Les dosages de probiotiques délivrés (sous forme de pastille, de yaourt ou de dentifrice) en une seule application variaient de 108 à 109 unités formant colonies (UFC), avec une bande passante allant de 3 x 103 UFC à 6,5 x 109 UFC – qui étaient administré pendant 3 à 12 semaines.
Les probiotiques dans la prise en charge de la gingivite et de la parodontite chroniques
Plusieurs études ont montré que les probiotiques réduisaient considérablement l’inflammation gingivale en tant qu’adjuvant à une gestion mécanique efficace de la plaque ; cependant, seuls des effets modérés ont été signalés chez d’autres. Dans les cohortes d’études avec un contrôle mécanique de la plaque insuffisant ou des essais expérimentaux sur la gingivite, les résultats sont restés équivoques. En revanche, dans les ECR avec le même L. reuteri l’utilisation de probiotiques, des sujets ayant une mauvaise hygiène dentaire présentant des symptômes cliniques de gingivite chronique ont été étudiés. L’utilisation de probiotiques a entraîné des réductions significatives de l’inflammation gingivale malgré peu ou pas d’améliorations des mesures d’hygiène buccale.
Les résultats des essais sur la parodontite ne sont pas aussi cohérents et uniformes ; dans certaines études, aucun avantage supplémentaire n’a été identifié. La plupart des ECR qui ont utilisé le L. reuteri les probiotiques et les mesures de prophylaxie orale mécaniques incorporées ont rapporté des améliorations substantielles –– liées à la fermeture des poches et à la réduction de l’inflammation parodontale par rapport au placebo. En outre, Bifidobacterium lactis L’utilisation de HN019 a conféré des avantages nettement meilleurs en matière de fermeture des poches et de réduction de l’inflammation parodontale. Alors que l’apport de pastilles probiotiques de 12 semaines contenant des Lactobacillus plantarum L-137, a amélioré la réponse immunitaire induite par les cellules auxiliaires Th1 et a également aidé à obtenir une profondeur de poche résiduelle réduite chez les patients parodontaux.
Les résultats des méta-analyses et des revues systématiques actuellement disponibles sur le traitement à base de probiotiques de la gingivite ou de la parodontite sont mitigés. Le disponible indique – « pas d’avantage supplémentaire pour la réduction de poche » ; « avantages limités en termes de gain d’attache ou de fermeture de poches de poches plus profondes » ; ou « réduction minimale de l’inflammation gingivale ».
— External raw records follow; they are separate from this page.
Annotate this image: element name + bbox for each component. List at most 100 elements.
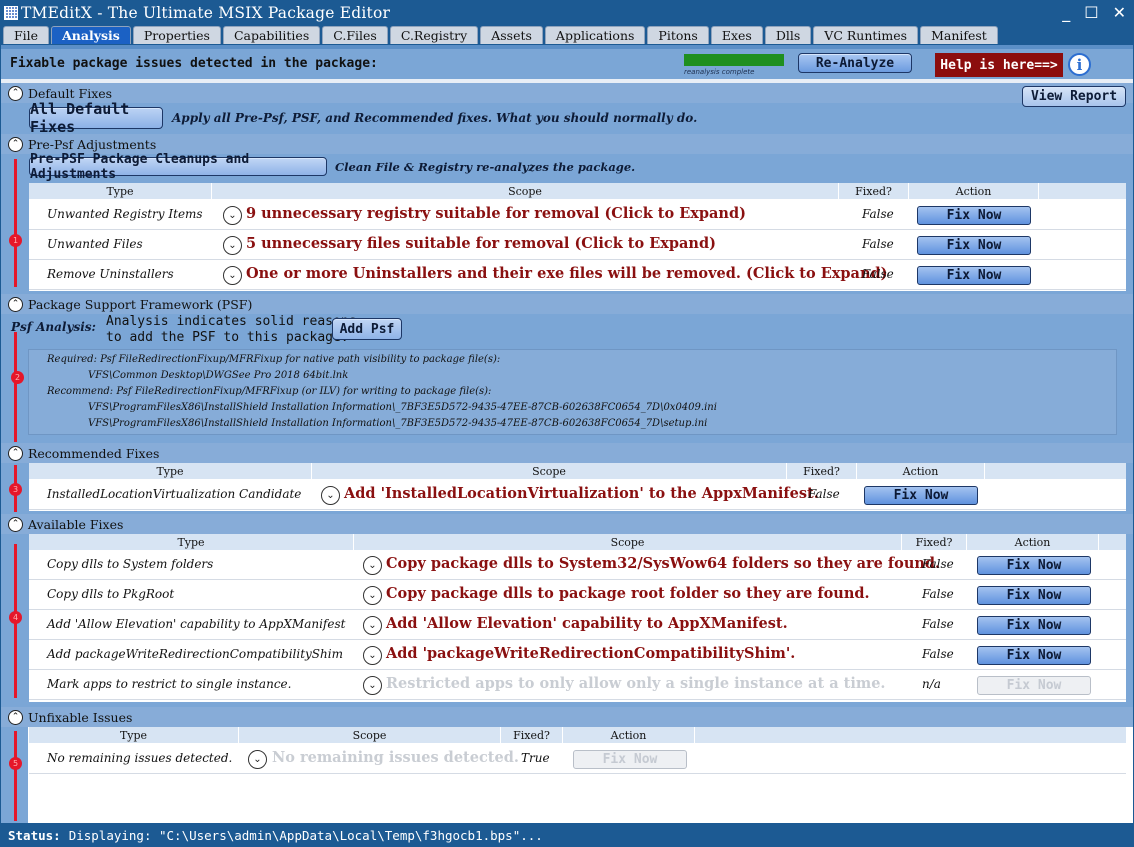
row-scope[interactable]: Add 'packageWriteRedirectionCompatibilit… (386, 645, 795, 662)
psf-line: Required: Psf FileRedirectionFixup/MFRFi… (47, 354, 501, 365)
chevron-down-icon[interactable]: ⌄ (363, 616, 382, 635)
chevron-down-icon[interactable]: ⌄ (363, 586, 382, 605)
tab-cfiles[interactable]: C.Files (322, 26, 388, 44)
chevron-up-icon[interactable]: ⌃ (8, 85, 23, 101)
tab-cregistry[interactable]: C.Registry (389, 26, 479, 44)
tab-exes[interactable]: Exes (710, 26, 763, 44)
tab-pitons[interactable]: Pitons (647, 26, 709, 44)
title-bar: TMEditX - The Ultimate MSIX Package Edit… (0, 0, 1134, 25)
row-scope[interactable]: One or more Uninstallers and their exe f… (246, 265, 888, 282)
section-available: ⌃ Available Fixes (1, 514, 1133, 534)
marker-line (14, 731, 17, 821)
fix-now-button[interactable]: Fix Now (917, 206, 1031, 225)
psf-line: VFS\ProgramFilesX86\InstallShield Instal… (88, 402, 717, 413)
chevron-down-icon[interactable]: ⌄ (363, 556, 382, 575)
section-default-fixes: ⌃ Default Fixes (1, 83, 1133, 103)
tab-analysis[interactable]: Analysis (51, 26, 131, 44)
row-scope[interactable]: Copy package dlls to package root folder… (386, 585, 870, 602)
chevron-down-icon[interactable]: ⌄ (223, 266, 242, 285)
maximize-button[interactable]: ☐ (1084, 3, 1098, 22)
marker-line (14, 159, 17, 287)
col-type: Type (29, 534, 354, 550)
pre-psf-table: Type Scope Fixed? Action Unwanted Regist… (29, 183, 1126, 291)
tab-assets[interactable]: Assets (480, 26, 543, 44)
table-row: Copy dlls to PkgRoot ⌄ Copy package dlls… (29, 580, 1126, 610)
tab-capabilities[interactable]: Capabilities (222, 26, 321, 44)
section-title: Default Fixes (28, 85, 113, 101)
table-row: Unwanted Files ⌄ 5 unnecessary files sui… (29, 230, 1126, 260)
psf-line: VFS\Common Desktop\DWGSee Pro 2018 64bit… (88, 370, 349, 381)
tab-applications[interactable]: Applications (544, 26, 646, 44)
analysis-panel: Fixable package issues detected in the p… (1, 45, 1133, 826)
row-fixed: True (521, 751, 550, 765)
row-type: InstalledLocationVirtualization Candidat… (47, 487, 302, 501)
unfixable-body: 5 Type Scope Fixed? Action No remaining … (1, 727, 1133, 826)
chevron-down-icon[interactable]: ⌄ (223, 236, 242, 255)
tab-properties[interactable]: Properties (132, 26, 221, 44)
tab-manifest[interactable]: Manifest (920, 26, 998, 44)
add-psf-button[interactable]: Add Psf (332, 318, 402, 340)
reanalysis-progress-bar (684, 54, 784, 66)
status-bar: Status: Displaying: "C:\Users\admin\AppD… (0, 823, 1134, 847)
chevron-up-icon[interactable]: ⌃ (8, 445, 23, 461)
reanalyze-button[interactable]: Re-Analyze (798, 53, 912, 73)
tab-vc-runtimes[interactable]: VC Runtimes (813, 26, 919, 44)
info-icon[interactable]: i (1068, 53, 1091, 76)
col-fixed: Fixed? (501, 727, 563, 743)
tab-file[interactable]: File (3, 26, 50, 44)
help-button[interactable]: Help is here==> (935, 53, 1063, 77)
marker-badge: 3 (9, 483, 22, 496)
chevron-down-icon[interactable]: ⌄ (248, 750, 267, 769)
chevron-down-icon[interactable]: ⌄ (321, 486, 340, 505)
pre-psf-cleanup-button[interactable]: Pre-PSF Package Cleanups and Adjustments (29, 152, 327, 182)
row-scope[interactable]: 5 unnecessary files suitable for removal… (246, 235, 716, 252)
close-button[interactable]: ✕ (1113, 3, 1126, 22)
chevron-up-icon[interactable]: ⌃ (8, 136, 23, 152)
row-scope[interactable]: Add 'InstalledLocationVirtualization' to… (344, 485, 819, 502)
progress-text: reanalysis complete (684, 68, 755, 76)
fix-now-button[interactable]: Fix Now (977, 556, 1091, 575)
fix-now-button[interactable]: Fix Now (977, 616, 1091, 635)
fix-now-button[interactable]: Fix Now (917, 266, 1031, 285)
section-unfixable: ⌃ Unfixable Issues (1, 707, 1133, 727)
marker-badge: 1 (9, 234, 22, 247)
fix-now-button[interactable]: Fix Now (977, 586, 1091, 605)
chevron-up-icon[interactable]: ⌃ (8, 709, 23, 725)
fix-now-button: Fix Now (573, 750, 687, 769)
recommended-table: Type Scope Fixed? Action InstalledLocati… (29, 463, 1126, 511)
unfixable-table: Type Scope Fixed? Action No remaining is… (29, 727, 1126, 775)
fix-now-button: Fix Now (977, 676, 1091, 695)
table-row: Add 'Allow Elevation' capability to AppX… (29, 610, 1126, 640)
chevron-up-icon[interactable]: ⌃ (8, 296, 23, 312)
chevron-up-icon[interactable]: ⌃ (8, 516, 23, 532)
chevron-down-icon[interactable]: ⌄ (223, 206, 242, 225)
psf-body: 2 Psf Analysis: Analysis indicates solid… (1, 314, 1133, 443)
row-scope[interactable]: Add 'Allow Elevation' capability to AppX… (386, 615, 788, 632)
status-text: Displaying: "C:\Users\admin\AppData\Loca… (68, 827, 543, 843)
row-fixed: False (922, 587, 954, 601)
fix-now-button[interactable]: Fix Now (864, 486, 978, 505)
row-type: Mark apps to restrict to single instance… (47, 677, 292, 691)
chevron-down-icon[interactable]: ⌄ (363, 676, 382, 695)
row-type: No remaining issues detected. (47, 751, 233, 765)
tab-bar: File Analysis Properties Capabilities C.… (0, 25, 1134, 44)
row-fixed: False (922, 617, 954, 631)
marker-line (14, 332, 17, 442)
table-row: Remove Uninstallers ⌄ One or more Uninst… (29, 260, 1126, 290)
row-type: Unwanted Files (47, 237, 143, 251)
fix-now-button[interactable]: Fix Now (977, 646, 1091, 665)
issues-heading: Fixable package issues detected in the p… (10, 56, 378, 71)
row-scope[interactable]: Copy package dlls to System32/SysWow64 f… (386, 555, 940, 572)
all-default-fixes-button[interactable]: All Default Fixes (29, 100, 163, 136)
view-report-button[interactable]: View Report (1022, 86, 1126, 107)
minimize-button[interactable]: _ (1062, 3, 1070, 22)
col-fixed: Fixed? (902, 534, 967, 550)
col-scope: Scope (239, 727, 501, 743)
col-action: Action (563, 727, 695, 743)
tab-dlls[interactable]: Dlls (764, 26, 812, 44)
chevron-down-icon[interactable]: ⌄ (363, 646, 382, 665)
row-scope[interactable]: 9 unnecessary registry suitable for remo… (246, 205, 746, 222)
col-scope: Scope (354, 534, 902, 550)
fix-now-button[interactable]: Fix Now (917, 236, 1031, 255)
app-window: TMEditX - The Ultimate MSIX Package Edit… (0, 0, 1134, 847)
Les résultats suggèrent que l’administration de probiotiques pourrait être un élément important des traitements innovants et ciblés de la parodontite et de la gingivite. Un ECR a indiqué que l’utilisation de probiotiques peut aider à contrôler l’inflammation aux niveaux local et systémique et peut aider à prévenir le développement de la dysbiose bactérienne.
Conclusion
Certaines questions concernant l’utilisation des probiotiques dans le traitement de la gingivite et de la parodontite restent sans réponse. Pendant ce temps, les directives basées sur un large consensus spécifiant la sélection du probiotique approprié, le dosage et la durée d’administration font défaut. Les ECR portant sur les avantages de l’utilisation des probiotiques en dentisterie clinique peuvent ajouter un élément précieux aux options thérapeutiques disponibles.